Since meeting Dawejko that night, I've seen him fight a couple of times. One was in the annual "Irish Amateur Boxing Show" a couple of years ago. The Irish team came to town and beat the Harrowgate Boxing Club team in every bout that night - except one. Dawejko scored the only home team win that year.

Over the past few years, I've run into Joey many times - at fights, at the VBA, at the gym. Last year Dawejko took home the "Everett Brothers Award" at the annual Briscoe Awards Event.

As an amateur boxer, Dawejko made his mark and did just about all he could to validate McGinley's prediction. At 16, Joey became the youngest ever Junior World Champion. He won numerous other titles as well.

He made his professional debut last October, winning a six-round decision over Royphy Solieau at the Coushatta Casino Resort in Louisiana. Dawejko wanted his first bout to be a six-rounder to shadow the great amateur stand-outs like Sugar Ray Leonard who started that way.

Solieau proved to be a tough first foe. He climbed off the floor in round two and hung in for the full six rounds. But Dawejko came home with his first win, a unanimous decision.

Obviously it is just too early to know if Dawejko will become a professional champ. But his quest continues Friday night at the Blue Horizon. It was at the legendary venue that Joey witnessed his first boxing match, and decided that he wanted to give the sport a try.
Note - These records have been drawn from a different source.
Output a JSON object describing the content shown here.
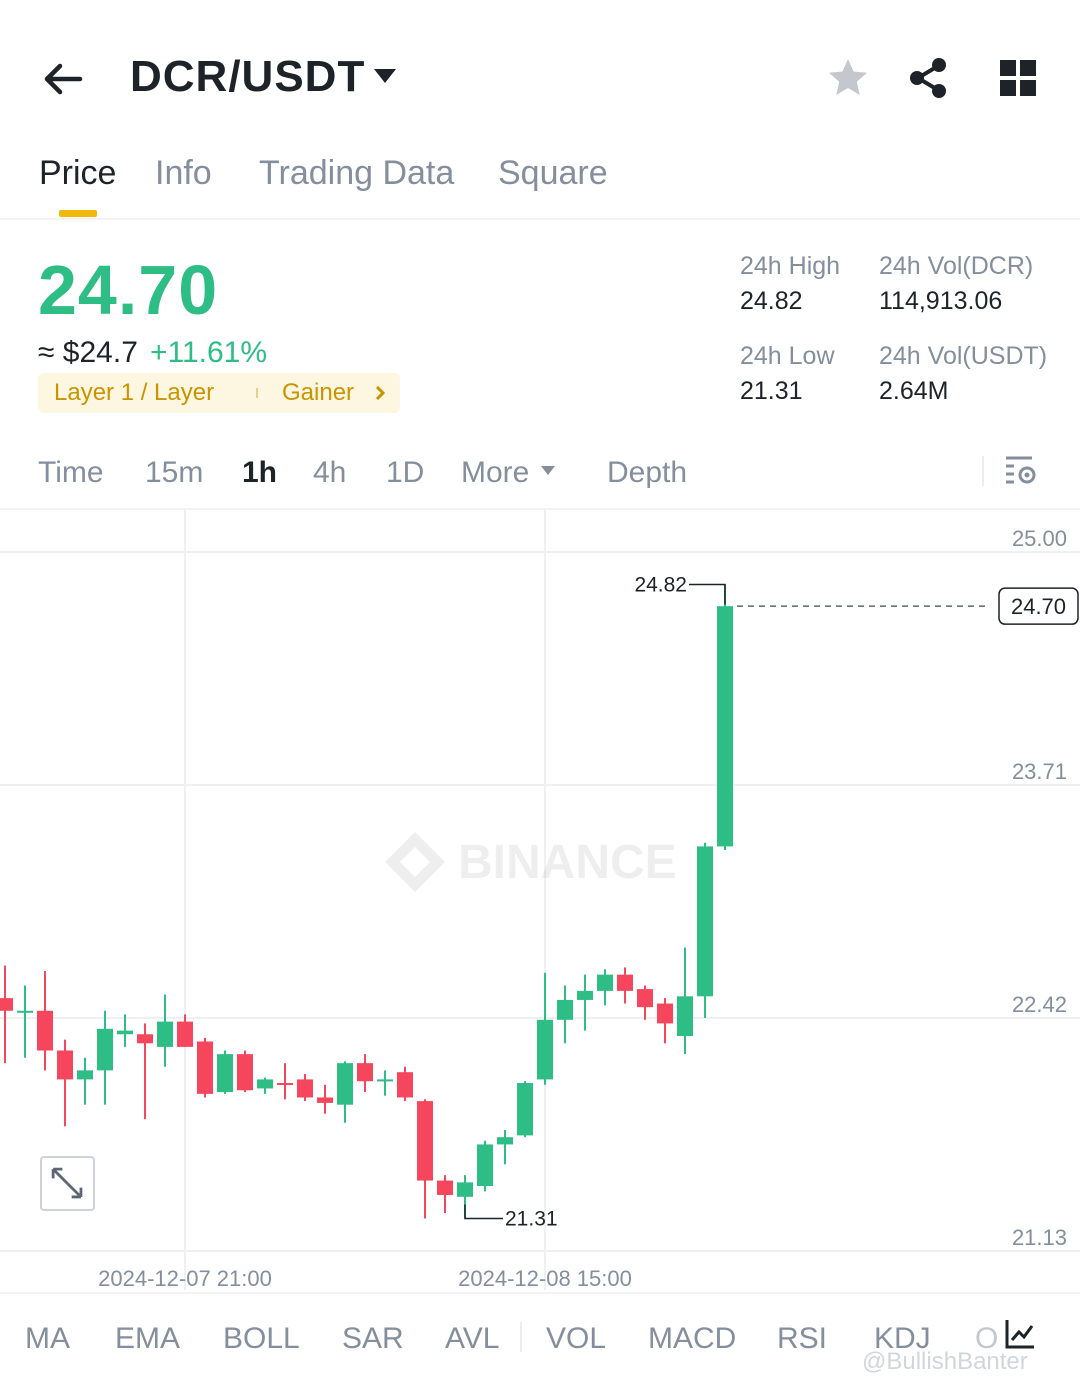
{
  "header": {
    "pair": "DCR/USDT",
    "icons": [
      "back-arrow-icon",
      "caret-down-icon",
      "star-icon",
      "share-icon",
      "grid-icon"
    ]
  },
  "tabs": [
    {
      "label": "Price",
      "active": true
    },
    {
      "label": "Info",
      "active": false
    },
    {
      "label": "Trading Data",
      "active": false
    },
    {
      "label": "Square",
      "active": false
    }
  ],
  "ticker": {
    "last_price": "24.70",
    "approx_usd": "≈ $24.7",
    "change_pct": "+11.61%",
    "tag_category": "Layer 1 / Layer",
    "tag_gainer": "Gainer",
    "high_label": "24h High",
    "high_value": "24.82",
    "low_label": "24h Low",
    "low_value": "21.31",
    "vol_base_label": "24h Vol(DCR)",
    "vol_base_value": "114,913.06",
    "vol_quote_label": "24h Vol(USDT)",
    "vol_quote_value": "2.64M"
  },
  "intervals": [
    {
      "label": "Time",
      "active": false
    },
    {
      "label": "15m",
      "active": false
    },
    {
      "label": "1h",
      "active": true
    },
    {
      "label": "4h",
      "active": false
    },
    {
      "label": "1D",
      "active": false
    },
    {
      "label": "More",
      "active": false
    },
    {
      "label": "Depth",
      "active": false
    }
  ],
  "colors": {
    "up": "#2ebd85",
    "down": "#f6465d",
    "accent": "#f0b90b",
    "text_primary": "#1e2329",
    "text_secondary": "#848e9c"
  },
  "chart_data": {
    "type": "candlestick",
    "ylim": [
      21.13,
      25.0
    ],
    "y_ticks": [
      "25.00",
      "23.71",
      "22.42",
      "21.13"
    ],
    "x_tick_labels": [
      "2024-12-07 21:00",
      "2024-12-08 15:00"
    ],
    "x_tick_index": [
      9,
      27
    ],
    "current_price_label": "24.70",
    "current_price": 24.7,
    "high_marker": {
      "label": "24.82",
      "value": 24.82,
      "index": 36
    },
    "low_marker": {
      "label": "21.31",
      "value": 21.31,
      "index": 23
    },
    "watermark": "BINANCE",
    "candles": [
      {
        "o": 22.53,
        "h": 22.71,
        "l": 22.17,
        "c": 22.46
      },
      {
        "o": 22.46,
        "h": 22.6,
        "l": 22.2,
        "c": 22.46
      },
      {
        "o": 22.46,
        "h": 22.68,
        "l": 22.13,
        "c": 22.24
      },
      {
        "o": 22.24,
        "h": 22.3,
        "l": 21.82,
        "c": 22.08
      },
      {
        "o": 22.08,
        "h": 22.2,
        "l": 21.94,
        "c": 22.13
      },
      {
        "o": 22.13,
        "h": 22.46,
        "l": 21.94,
        "c": 22.36
      },
      {
        "o": 22.33,
        "h": 22.44,
        "l": 22.26,
        "c": 22.35
      },
      {
        "o": 22.33,
        "h": 22.39,
        "l": 21.86,
        "c": 22.28
      },
      {
        "o": 22.26,
        "h": 22.55,
        "l": 22.15,
        "c": 22.4
      },
      {
        "o": 22.4,
        "h": 22.44,
        "l": 22.26,
        "c": 22.26
      },
      {
        "o": 22.29,
        "h": 22.31,
        "l": 21.98,
        "c": 22.0
      },
      {
        "o": 22.01,
        "h": 22.24,
        "l": 22.0,
        "c": 22.22
      },
      {
        "o": 22.22,
        "h": 22.24,
        "l": 22.01,
        "c": 22.02
      },
      {
        "o": 22.03,
        "h": 22.09,
        "l": 22.0,
        "c": 22.08
      },
      {
        "o": 22.06,
        "h": 22.17,
        "l": 21.97,
        "c": 22.05
      },
      {
        "o": 22.08,
        "h": 22.11,
        "l": 21.96,
        "c": 21.98
      },
      {
        "o": 21.98,
        "h": 22.05,
        "l": 21.89,
        "c": 21.95
      },
      {
        "o": 21.94,
        "h": 22.18,
        "l": 21.84,
        "c": 22.17
      },
      {
        "o": 22.17,
        "h": 22.22,
        "l": 22.01,
        "c": 22.07
      },
      {
        "o": 22.08,
        "h": 22.13,
        "l": 21.99,
        "c": 22.08
      },
      {
        "o": 22.12,
        "h": 22.15,
        "l": 21.96,
        "c": 21.98
      },
      {
        "o": 21.96,
        "h": 21.97,
        "l": 21.31,
        "c": 21.52
      },
      {
        "o": 21.52,
        "h": 21.55,
        "l": 21.34,
        "c": 21.44
      },
      {
        "o": 21.43,
        "h": 21.55,
        "l": 21.31,
        "c": 21.51
      },
      {
        "o": 21.49,
        "h": 21.74,
        "l": 21.46,
        "c": 21.72
      },
      {
        "o": 21.72,
        "h": 21.8,
        "l": 21.61,
        "c": 21.76
      },
      {
        "o": 21.77,
        "h": 22.07,
        "l": 21.76,
        "c": 22.06
      },
      {
        "o": 22.08,
        "h": 22.67,
        "l": 22.05,
        "c": 22.41
      },
      {
        "o": 22.41,
        "h": 22.6,
        "l": 22.28,
        "c": 22.52
      },
      {
        "o": 22.52,
        "h": 22.66,
        "l": 22.35,
        "c": 22.57
      },
      {
        "o": 22.57,
        "h": 22.69,
        "l": 22.49,
        "c": 22.66
      },
      {
        "o": 22.66,
        "h": 22.7,
        "l": 22.5,
        "c": 22.57
      },
      {
        "o": 22.58,
        "h": 22.6,
        "l": 22.41,
        "c": 22.48
      },
      {
        "o": 22.5,
        "h": 22.53,
        "l": 22.28,
        "c": 22.39
      },
      {
        "o": 22.32,
        "h": 22.81,
        "l": 22.22,
        "c": 22.54
      },
      {
        "o": 22.54,
        "h": 23.39,
        "l": 22.42,
        "c": 23.37
      },
      {
        "o": 23.37,
        "h": 24.82,
        "l": 23.35,
        "c": 24.7
      }
    ]
  },
  "indicators": [
    "MA",
    "EMA",
    "BOLL",
    "SAR",
    "AVL",
    "VOL",
    "MACD",
    "RSI",
    "KDJ",
    "O"
  ],
  "watermark_text": "@BullishBanter"
}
He returns Friday night for his second fight - a four round preliminary on a card that is shaping up to be pretty good. Many more experienced fighters will appear on the show - USBA champ Derek Ennis, featherweight Eric Hunter, upcoming Ronald Cruz against wily old Martinus Clay. But the hopes and dreams of most of the Philly fans on Friday night will be riding on Joey Dawejko when he takes on Damon Clement.

It is a fight that will only be a footnote on Joey's overall record, if he does indeed go on to big things in the pro ranks. It's not even his pro debut. But Dawejko's hometown debut is a "can't be missed" moment in local boxing lore. We have to be there - just in case he can prove Brian McGinley correct, and one day, become the heavyweight champion of the world.